Arctic Circle: explore in 360

When it comes to climate change, there’s quite a lot to get your head around. So we thought we’d try putting climate change around your head.

At the end of the Arctic summer we took a 360 degree camera to the north of Norway’s Svalbard Islands. The archipelago is one of the last true Arctic wildernesses and home to one of the most northerly human settlements.

We filmed at the front of Svalbard’s glaciers as they collapsed into the sea, in fjords that no longer freeze in winter, and on fishing vessels that can now enjoy access to parts of the northern oceans previously encased in ice.

On average, the world is now about one degree warmer than it was in pre-industrial times. But the Arctic has warmed twice as fast. And for an environment dominated by frozen water, both on land and across the North Pole, change here is very apparent. And very rapid.

We arrived in Svalbard at the end of what is almost certain to be the warmest year on record. And for the Arctic it has been an exceptional one. “Absurdly warm,” was how one expert described 2016’s Arctic mid-winter and early spring. The first six months of the year were all, individually, the warmest ever recorded.

Greenland’s ice sheet melted spectacularly in the springtime and glaciers in places like Svalbard lost thickness due to falling rain instead of snow. And when sea temperatures began to rise later in the summer, the glaciers that float on the ocean began to collapse into it faster than usual. The process that makes icebergs, called “calving”, happens every summer in the Arctic. But this summer, the rate of the calving was faster than anyone studying the glaciers can remember.

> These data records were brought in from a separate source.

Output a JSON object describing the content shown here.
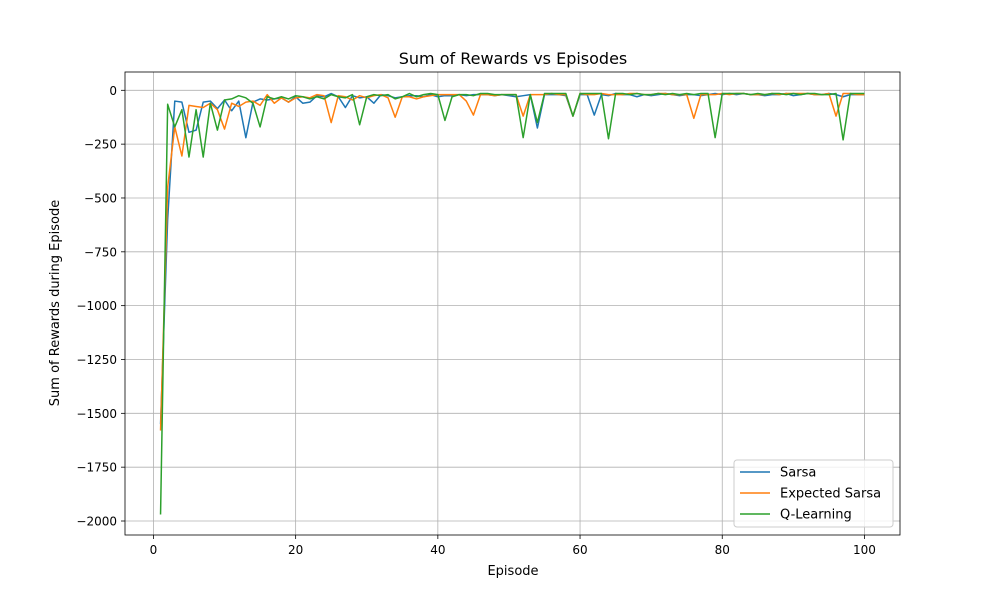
{
  "chart_data": {
    "type": "line",
    "title": "Sum of Rewards vs Episodes",
    "xlabel": "Episode",
    "ylabel": "Sum of Rewards during Episode",
    "xlim": [
      -4,
      105
    ],
    "ylim": [
      -2065,
      85
    ],
    "xticks": [
      0,
      20,
      40,
      60,
      80,
      100
    ],
    "yticks": [
      0,
      -250,
      -500,
      -750,
      -1000,
      -1250,
      -1500,
      -1750,
      -2000
    ],
    "xtick_labels": [
      "0",
      "20",
      "40",
      "60",
      "80",
      "100"
    ],
    "ytick_labels": [
      "0",
      "−250",
      "−500",
      "−750",
      "−1000",
      "−1250",
      "−1500",
      "−1750",
      "−2000"
    ],
    "grid": true,
    "legend_position": "lower-right",
    "x": [
      1,
      2,
      3,
      4,
      5,
      6,
      7,
      8,
      9,
      10,
      11,
      12,
      13,
      14,
      15,
      16,
      17,
      18,
      19,
      20,
      21,
      22,
      23,
      24,
      25,
      26,
      27,
      28,
      29,
      30,
      31,
      32,
      33,
      34,
      35,
      36,
      37,
      38,
      39,
      40,
      41,
      42,
      43,
      44,
      45,
      46,
      47,
      48,
      49,
      50,
      51,
      52,
      53,
      54,
      55,
      56,
      57,
      58,
      59,
      60,
      61,
      62,
      63,
      64,
      65,
      66,
      67,
      68,
      69,
      70,
      71,
      72,
      73,
      74,
      75,
      76,
      77,
      78,
      79,
      80,
      81,
      82,
      83,
      84,
      85,
      86,
      87,
      88,
      89,
      90,
      91,
      92,
      93,
      94,
      95,
      96,
      97,
      98,
      99,
      100
    ],
    "series": [
      {
        "name": "Sarsa",
        "color": "#1f77b4",
        "values": [
          -1550,
          -600,
          -50,
          -55,
          -195,
          -185,
          -55,
          -50,
          -85,
          -45,
          -95,
          -50,
          -220,
          -55,
          -40,
          -45,
          -40,
          -35,
          -55,
          -30,
          -60,
          -55,
          -25,
          -30,
          -15,
          -30,
          -80,
          -25,
          -35,
          -30,
          -60,
          -20,
          -25,
          -35,
          -30,
          -25,
          -25,
          -30,
          -20,
          -30,
          -25,
          -25,
          -20,
          -25,
          -20,
          -20,
          -20,
          -25,
          -20,
          -25,
          -30,
          -25,
          -20,
          -175,
          -20,
          -20,
          -20,
          -25,
          -120,
          -20,
          -20,
          -115,
          -20,
          -25,
          -15,
          -20,
          -20,
          -30,
          -20,
          -25,
          -20,
          -15,
          -20,
          -25,
          -20,
          -20,
          -25,
          -20,
          -15,
          -20,
          -15,
          -20,
          -15,
          -20,
          -20,
          -25,
          -20,
          -20,
          -15,
          -25,
          -20,
          -15,
          -20,
          -20,
          -15,
          -20,
          -30,
          -20,
          -20,
          -20
        ]
      },
      {
        "name": "Expected Sarsa",
        "color": "#ff7f0e",
        "values": [
          -1580,
          -450,
          -170,
          -305,
          -70,
          -75,
          -80,
          -60,
          -90,
          -180,
          -60,
          -75,
          -55,
          -50,
          -70,
          -20,
          -60,
          -35,
          -55,
          -35,
          -30,
          -35,
          -20,
          -25,
          -150,
          -25,
          -30,
          -45,
          -25,
          -35,
          -25,
          -20,
          -35,
          -125,
          -30,
          -30,
          -40,
          -30,
          -25,
          -20,
          -20,
          -20,
          -20,
          -50,
          -115,
          -20,
          -20,
          -25,
          -20,
          -20,
          -20,
          -120,
          -20,
          -20,
          -20,
          -15,
          -20,
          -20,
          -120,
          -15,
          -20,
          -20,
          -15,
          -20,
          -20,
          -20,
          -15,
          -15,
          -20,
          -20,
          -15,
          -15,
          -20,
          -20,
          -20,
          -130,
          -20,
          -20,
          -20,
          -15,
          -20,
          -15,
          -15,
          -20,
          -20,
          -20,
          -15,
          -20,
          -15,
          -15,
          -15,
          -15,
          -20,
          -20,
          -15,
          -120,
          -15,
          -15,
          -20,
          -20
        ]
      },
      {
        "name": "Q-Learning",
        "color": "#2ca02c",
        "values": [
          -1970,
          -65,
          -170,
          -90,
          -310,
          -90,
          -310,
          -60,
          -185,
          -45,
          -40,
          -25,
          -35,
          -60,
          -170,
          -30,
          -40,
          -30,
          -40,
          -25,
          -30,
          -40,
          -30,
          -40,
          -20,
          -30,
          -35,
          -20,
          -160,
          -30,
          -20,
          -25,
          -20,
          -40,
          -30,
          -15,
          -30,
          -20,
          -15,
          -20,
          -140,
          -30,
          -20,
          -20,
          -25,
          -15,
          -15,
          -20,
          -20,
          -20,
          -20,
          -220,
          -20,
          -150,
          -15,
          -15,
          -15,
          -15,
          -120,
          -15,
          -15,
          -15,
          -15,
          -225,
          -15,
          -15,
          -20,
          -15,
          -20,
          -20,
          -15,
          -20,
          -15,
          -20,
          -15,
          -20,
          -15,
          -15,
          -220,
          -15,
          -15,
          -15,
          -15,
          -20,
          -15,
          -20,
          -15,
          -15,
          -20,
          -15,
          -20,
          -15,
          -15,
          -20,
          -20,
          -15,
          -230,
          -15,
          -15,
          -15
        ]
      }
    ]
  }
}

We visited the front of the Kongsbreen and Kongsvegen glaciers at the peak of this calving. The silence of the completely still fjord was regularly interrupted by the thunderous crash of huge icebergs falling off the front of the 50 metre high glacier front.

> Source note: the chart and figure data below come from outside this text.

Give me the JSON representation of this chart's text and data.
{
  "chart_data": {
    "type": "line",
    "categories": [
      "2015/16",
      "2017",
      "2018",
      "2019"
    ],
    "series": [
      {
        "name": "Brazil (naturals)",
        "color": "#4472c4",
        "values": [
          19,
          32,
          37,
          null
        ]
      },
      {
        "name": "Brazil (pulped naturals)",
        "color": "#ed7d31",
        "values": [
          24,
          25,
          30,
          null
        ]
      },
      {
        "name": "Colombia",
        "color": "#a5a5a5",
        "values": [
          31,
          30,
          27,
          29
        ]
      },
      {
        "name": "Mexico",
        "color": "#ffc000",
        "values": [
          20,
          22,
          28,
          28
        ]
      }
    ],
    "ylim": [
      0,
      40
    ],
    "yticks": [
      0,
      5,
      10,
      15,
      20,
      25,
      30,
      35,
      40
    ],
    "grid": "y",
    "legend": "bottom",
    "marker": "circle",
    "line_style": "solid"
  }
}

But the most profound changes in the Arctic is far less dramatic. The gradual reduction in the extent of sea ice covering the frozen northern oceans. This loss of reflective ice is thought to be one of the factors that will accelerate warming in the north. But it’s also opening up the Arctic’s previously untouched resources to exploitation.

One of the reasons for this year’s dramatically higher temperatures was a strong El Niño event. It has now passed and its quite likely 2017 won’t break 2016’s record. But the other thing you will see in this video is that the powerful signal of human induced climate change is now riding beneath natural climate events like El Niño, accentuating their extremes.

The Arctic is in for a lot more extreme change to come.